I wrote Alfian Sa’at an e-mail asking if he would like to come up to teach writing to the students, and come to KL more often and that way hang out here more. Alfian has done some pretty amazing, kickass writing in Malay for a number of Ekamatra’s productions. I LOVE his Madu Dua (now published in an anthology of Malay Singapore theatre and available for all!), in which he deconstructed some beloved popular Malay cultural icons by using lots and lots and lots of humor – which always works in theatre, but which is one of the most difficult things to do in theatre. And Alfian said yes.
And then I called Noor Effendy Ibrahim, the artistic director of Ekamatra to ask if he would come talk about his work as producer. Fendy said yes, and ended up doing a really fabulous exercise with the students in which he turned preparing and applying for a grant to fund a performance project into a game, sort of like Monopoly meets SimCity.
I ended up getting exactly who I wanted. I didn’t settle on these folks. They were indeed sent from up above.
Do your students have any idea how lucky they are to get these teachers? What do you think they have learnt?
They damn well better know how lucky they are! I think they’ve learnt that theatre is work.
Acting means doing, and that means working and sweating.

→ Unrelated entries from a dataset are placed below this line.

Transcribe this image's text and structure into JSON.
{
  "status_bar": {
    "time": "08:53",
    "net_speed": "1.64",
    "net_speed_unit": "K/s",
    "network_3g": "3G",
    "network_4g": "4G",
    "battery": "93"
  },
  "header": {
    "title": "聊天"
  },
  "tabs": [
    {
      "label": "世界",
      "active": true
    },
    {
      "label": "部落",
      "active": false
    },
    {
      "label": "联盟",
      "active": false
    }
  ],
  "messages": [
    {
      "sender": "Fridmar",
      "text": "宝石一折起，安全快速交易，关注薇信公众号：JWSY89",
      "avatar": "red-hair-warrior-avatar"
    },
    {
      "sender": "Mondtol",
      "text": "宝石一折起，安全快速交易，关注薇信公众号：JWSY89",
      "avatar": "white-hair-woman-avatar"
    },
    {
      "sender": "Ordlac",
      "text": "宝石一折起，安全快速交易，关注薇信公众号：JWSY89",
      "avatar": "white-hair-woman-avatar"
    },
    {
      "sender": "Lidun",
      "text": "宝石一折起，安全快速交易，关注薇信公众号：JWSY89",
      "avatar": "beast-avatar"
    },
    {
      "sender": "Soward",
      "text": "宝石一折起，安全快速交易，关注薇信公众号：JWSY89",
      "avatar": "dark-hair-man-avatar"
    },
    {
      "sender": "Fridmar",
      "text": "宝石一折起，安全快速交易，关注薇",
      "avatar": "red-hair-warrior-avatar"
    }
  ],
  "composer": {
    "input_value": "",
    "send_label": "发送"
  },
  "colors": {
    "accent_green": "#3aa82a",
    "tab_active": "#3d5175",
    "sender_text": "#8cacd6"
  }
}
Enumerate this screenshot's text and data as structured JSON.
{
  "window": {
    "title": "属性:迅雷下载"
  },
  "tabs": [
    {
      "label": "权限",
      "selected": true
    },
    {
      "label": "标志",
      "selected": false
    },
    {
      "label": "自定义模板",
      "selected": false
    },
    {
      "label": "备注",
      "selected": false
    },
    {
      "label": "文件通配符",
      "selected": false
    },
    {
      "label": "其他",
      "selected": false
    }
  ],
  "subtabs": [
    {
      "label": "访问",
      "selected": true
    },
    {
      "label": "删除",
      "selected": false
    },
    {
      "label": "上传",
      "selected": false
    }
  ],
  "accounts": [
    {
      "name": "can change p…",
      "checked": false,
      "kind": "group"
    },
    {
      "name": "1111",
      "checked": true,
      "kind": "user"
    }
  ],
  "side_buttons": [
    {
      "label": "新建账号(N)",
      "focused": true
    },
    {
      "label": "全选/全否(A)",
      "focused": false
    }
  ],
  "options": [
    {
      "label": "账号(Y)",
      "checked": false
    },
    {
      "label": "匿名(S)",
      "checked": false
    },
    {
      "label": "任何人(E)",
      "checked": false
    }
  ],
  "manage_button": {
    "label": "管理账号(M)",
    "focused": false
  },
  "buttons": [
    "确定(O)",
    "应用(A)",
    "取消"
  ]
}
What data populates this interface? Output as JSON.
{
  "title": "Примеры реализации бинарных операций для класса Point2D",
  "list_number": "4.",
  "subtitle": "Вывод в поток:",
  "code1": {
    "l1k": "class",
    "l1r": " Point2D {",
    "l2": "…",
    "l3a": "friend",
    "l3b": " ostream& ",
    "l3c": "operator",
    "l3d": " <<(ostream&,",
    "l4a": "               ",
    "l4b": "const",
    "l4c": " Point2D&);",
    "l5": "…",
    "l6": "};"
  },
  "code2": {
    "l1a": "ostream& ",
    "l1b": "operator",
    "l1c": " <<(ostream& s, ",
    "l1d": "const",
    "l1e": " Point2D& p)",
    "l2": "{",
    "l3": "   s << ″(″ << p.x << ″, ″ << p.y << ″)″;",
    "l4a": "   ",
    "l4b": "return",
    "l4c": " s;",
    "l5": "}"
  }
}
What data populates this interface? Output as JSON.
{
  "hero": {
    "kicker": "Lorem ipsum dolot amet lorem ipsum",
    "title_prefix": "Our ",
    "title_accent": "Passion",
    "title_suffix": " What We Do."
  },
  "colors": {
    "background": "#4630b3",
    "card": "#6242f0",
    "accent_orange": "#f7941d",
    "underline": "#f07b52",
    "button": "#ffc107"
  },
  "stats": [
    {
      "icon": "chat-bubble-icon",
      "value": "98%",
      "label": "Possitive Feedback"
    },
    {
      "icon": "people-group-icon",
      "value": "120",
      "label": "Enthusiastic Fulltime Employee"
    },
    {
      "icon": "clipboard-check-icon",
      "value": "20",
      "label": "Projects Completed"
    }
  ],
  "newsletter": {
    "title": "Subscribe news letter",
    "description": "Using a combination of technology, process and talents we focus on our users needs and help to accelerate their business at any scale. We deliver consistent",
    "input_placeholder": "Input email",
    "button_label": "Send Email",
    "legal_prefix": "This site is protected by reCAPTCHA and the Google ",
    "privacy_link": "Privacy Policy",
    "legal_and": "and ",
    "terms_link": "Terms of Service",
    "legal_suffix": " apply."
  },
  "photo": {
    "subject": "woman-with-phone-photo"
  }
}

I think they’ve learnt that theatre is not all fun and games, but it can be a LOT of fun if you allow yourself to learn the rules of the game and then learn how to break the rules so you can create your own games.
I think they’ve learnt that both Chekhov and Alfian Sa’at have medical degrees.
I think they’ve learnt that their lives are worth living, and that their experiences and their stories are worth sharing and worth giving a voice, a shape, and a color to.
I think they’ve learnt that you have to work very hard to get out of your own way to get to the center, to the truth, to the real shit that needs to come out but won’t come out because you are taught and conditioned everyday of your life NOT to let the real shit come out. Because the real shit is potent. The real shit is scary. The real shit is what makes you you and different from the others.
I think they’ve learnt that Mr Rohaizad Suaidi is probably not going to last very long if he continues working 80-hour weeks.